Comment « arrêter la guerre » ?
Selon Kamerhe, le président de l’Union pour la nation congolaise (UNC), ce conflit a de sérieux risques de s’étendre « vers le Sud (Sud-Kivu et Nord-Katanga) et vers le Nord (Ituri), au vu de la multiplicité des acteurs impliqués et des groupes armés« . Le « plan Kamerhe » propose « d’arrêter la guerre« . Pour cela, « Kigali et Kinshasa doivent se parler sincèrement et conclure une vraie paix des braves autour de (…) la sécurité commune des frontières, des groupes armés, du trafic illicite des minerais du Congo« . Dans son « plan de sortie de crise« , Kamerhe révèle un « secret de polichinelle » en affirmant que « le gouvernement de la RDC est déjà en discussion avec le M23, sous l’égide du Président Yoweri Museveni qui préside la Conférence Internationale sur la Région des Grands-Lacs« .
Pour l’ancien président de l’Assemblée nationale congolaise, Joseph Kabila doit ouvrir un grand débat avec les acteurs de la société congolaise et « associer tous les leaders politiques et de la Société civile de tous bords, ainsi que la diaspora congolaise, à la recherche d’une solution durable à ce problème« . Le président de l’UNC, veut récréer « la cohésion nationale » indispensable au retour de la sécurité en RDC. Selon lui, « aucune opération militaire, y compris les opérations conjointes avec l’Ouganda et le Rwanda sur le territoire congolais, n’a apporté la solution escomptée, à savoir l’anéantissement des rebellions et des groupes armés« . A son « humble avis« , toutes ces solutions « se sont plus attaquées aux effets qu’aux causes réelles de l’insécurité dans la sous-région des grands lacs« .

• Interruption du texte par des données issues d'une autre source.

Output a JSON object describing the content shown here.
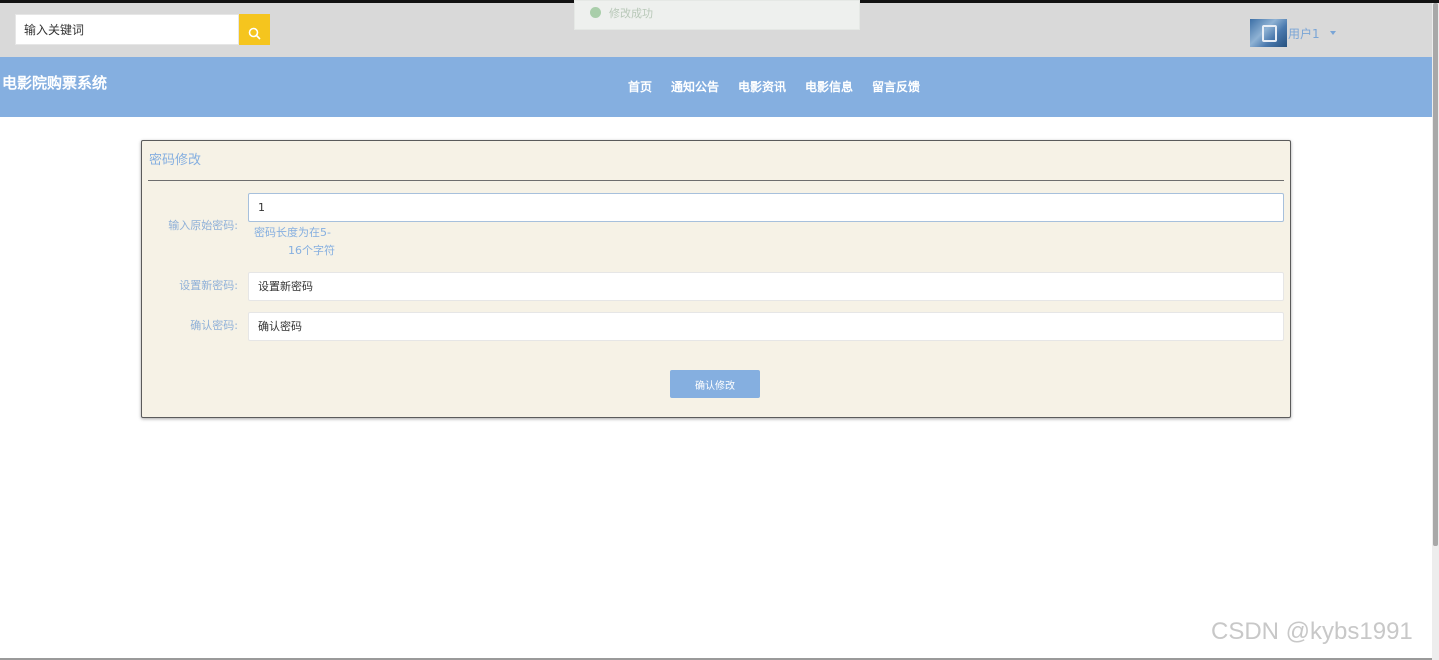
{
  "search": {
    "placeholder": "输入关键词",
    "icon": "search-icon"
  },
  "toast": {
    "text": "修改成功",
    "icon": "check-circle-icon",
    "color": "#a9ceaa"
  },
  "user": {
    "name": "用户1",
    "icon": "caret-down-icon"
  },
  "brand": {
    "title": "电影院购票系统"
  },
  "nav": {
    "items": [
      "首页",
      "通知公告",
      "电影资讯",
      "电影信息",
      "留言反馈"
    ]
  },
  "form": {
    "title": "密码修改",
    "old_password": {
      "label": "输入原始密码:",
      "value": "1"
    },
    "hint": [
      "密码长度为在5-",
      "16个字符"
    ],
    "new_password": {
      "label": "设置新密码:",
      "placeholder": "设置新密码"
    },
    "confirm_password": {
      "label": "确认密码:",
      "placeholder": "确认密码"
    },
    "submit_label": "确认修改"
  },
  "watermark": "CSDN @kybs1991",
  "colors": {
    "nav": "#85afe0",
    "topbar": "#d9d9d9",
    "panel": "#f6f2e6",
    "search_button": "#f5c51e"
  }
}
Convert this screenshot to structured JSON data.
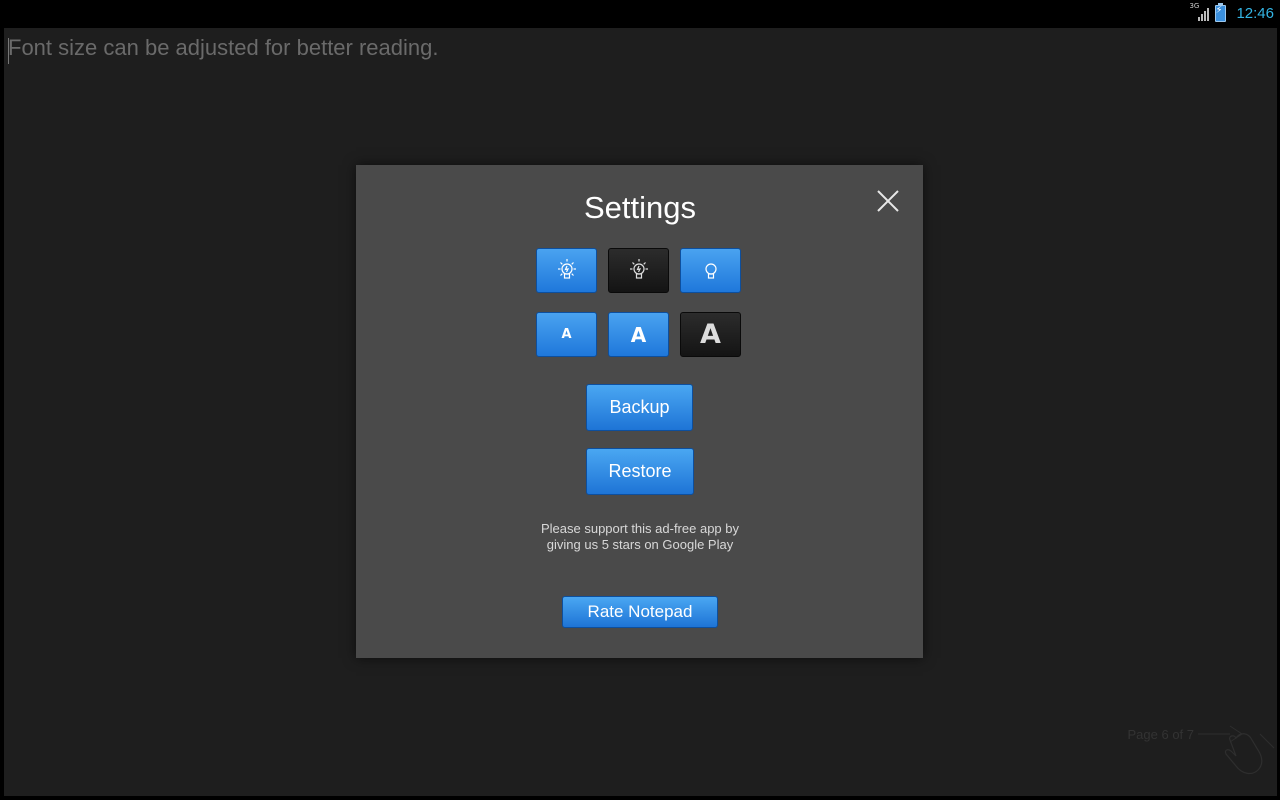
{
  "status_bar": {
    "network_type": "3G",
    "time": "12:46",
    "icons": [
      "signal-icon",
      "battery-charging-icon"
    ]
  },
  "note": {
    "text": "Font size can be adjusted for better reading.",
    "page_indicator": "Page 6 of 7"
  },
  "settings_dialog": {
    "title": "Settings",
    "theme_options": [
      {
        "icon": "bulb-bright-icon",
        "selected": false
      },
      {
        "icon": "bulb-dark-icon",
        "selected": true
      },
      {
        "icon": "bulb-off-icon",
        "selected": false
      }
    ],
    "font_sizes": [
      {
        "label": "A",
        "size": "small",
        "selected": false
      },
      {
        "label": "A",
        "size": "medium",
        "selected": false
      },
      {
        "label": "A",
        "size": "large",
        "selected": true
      }
    ],
    "backup_label": "Backup",
    "restore_label": "Restore",
    "support_message": "Please support this ad-free app by giving us 5 stars on Google Play",
    "rate_label": "Rate Notepad"
  },
  "colors": {
    "accent_blue": "#2a86e6",
    "dialog_bg": "#4a4a4a",
    "clock": "#33b5e5"
  }
}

Un geste vers Tshisekedi et Bemba
Sur le plan national, Vital Kamerhe demande à Joseph Kabila de tendre la main à l’opposition et recommande « une visite surprise à Monsieur Etienne Tshisekedi, l’écouter le rassurer et lever le cordon sécuritaire qui entoure sa résidence. Il ne mérite pas le traitement humiliant qu’il subit actuellement« . Le président de l’UNC souhaite également que la Cour pénale internationale (CPI) clôture officiellement le dossier concernant Jean-Pierre Bemba (en prison depuis 5 ans, après sa défaite face à Joseph Kabila, lors de l’élection présidentielle de 2007). Kamerhe demande aussi un geste d’apaisement concernant les « détenus d’opinions » comme Chalupa, Kuthino ou Mokia, mais veut aussi rassurer d’autres opposants comme Mbusa Nyamuisi, Diomi Ndongala (dont la famille dénonce sa détention par le régime) et Roger Lumbala.
Crédible ?
Si le « plan Kamerhe » énonce un certain nombre d’évidences pas vraiment originales, il recèle quelques qualités. La première : briser le tabou autour du terme de « négociation« , que Kinshasa ne veut prononcer sous aucun prétexte. Il semble en effet évident qu’à un moment ou un autre, les autorités congolaises et le M23 se mettront autour d’un table… alors pourquoi attendre ? (surtout que d’après Kamerhe, c’est déjà fait). Deuxième qualité : « le plan Kamerhe » est la seule sortie de crise proposée par l’opposition qui ne met pas comme préalable le départ du pouvoir du président Joseph Kabila. Pour la grande majorité des autres partis d’opposition (comme l’UDPS) : le principale problème étant Joseph Kabila lui-même, rien ne doit être fait, avant son départ, et surtout pas de négocier avec le M23. Cette position se discute, mais elle possède un important désavantage : le temps file et rien ne se passe (et déjà plus de 6 mois de crise).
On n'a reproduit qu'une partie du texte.